叶昔昭逐一看过,神色平静地交给沉星,命她分给两个孩子,画册只拿给忻姐儿就好。
这份对她两个孩子的无言的关爱,她愿意接受,虞绍衡亦是,否则也不会让人送到她手中。
千帆过尽之后,她与唐鸿笑似亲似友,却再也不会有任何言语。
只是越来越盼望他安好,一如对待一个不大走动的亲朋一般。
叶昔昭觉得有些乏,回到寝室小憩。
这一次,她在梦中回到了前世与虞绍衡别离那一夜。
那夜纷纷扬扬的大雪,冷峻寂寥的男子,分外清晰地出现在她梦中。
与切身经历不同的是,虞绍衡走出视野的时候,彼时是满心歉疚,只有歉疚。而在今时梦中,心里疼到了无法言说的地步。

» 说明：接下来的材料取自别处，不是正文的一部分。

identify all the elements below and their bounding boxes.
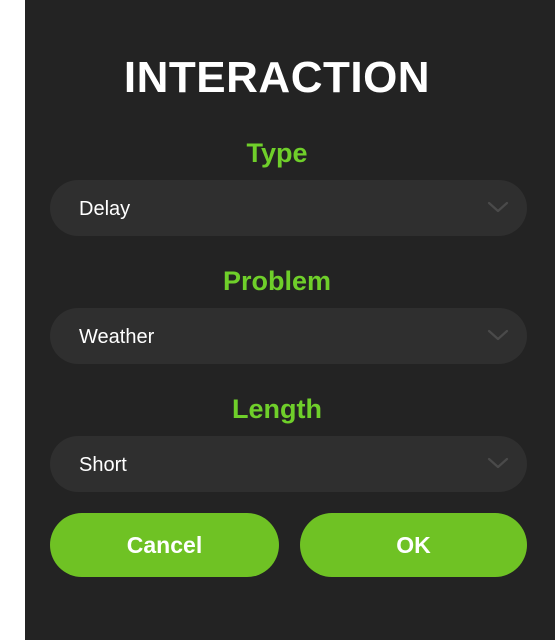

叶昔昭在这样的感触之中喘着气醒来,便如此,陷入了片刻茫然,不知身在何处。
沉沉暮光之中,室内静悄悄的,华贵的陈设因着严寒,泛着冰冷的气息。
险些让她以为自己又回到前生。
听到虞绍衡与忻姐儿的语声隐隐传来,她这才心头一松,回到现实当中,不由漾出笑意。
前生短暂悲凉,如一颗不起眼的流星一般,且活得懵懂,不知对错,不知轻重。今生日日珍惜,终有了这圆满无憾之日。
回首来时路,走得并不易。幸得他一直陪伴,从不言弃,帮她摆脱掉心魔、心结,终是换得她能坦然面对这尘世,再无惶惑。
不论此时还是来日,都少不了不如意之事,但她已无恐惧,因为有他,有彼此的家族、亲友齐心协力面对一切。
有些人,只能错过。
有些人,永远值得珍惜。
叶昔昭起身穿戴整齐,挂着愉悦的笑,去寻那对父女。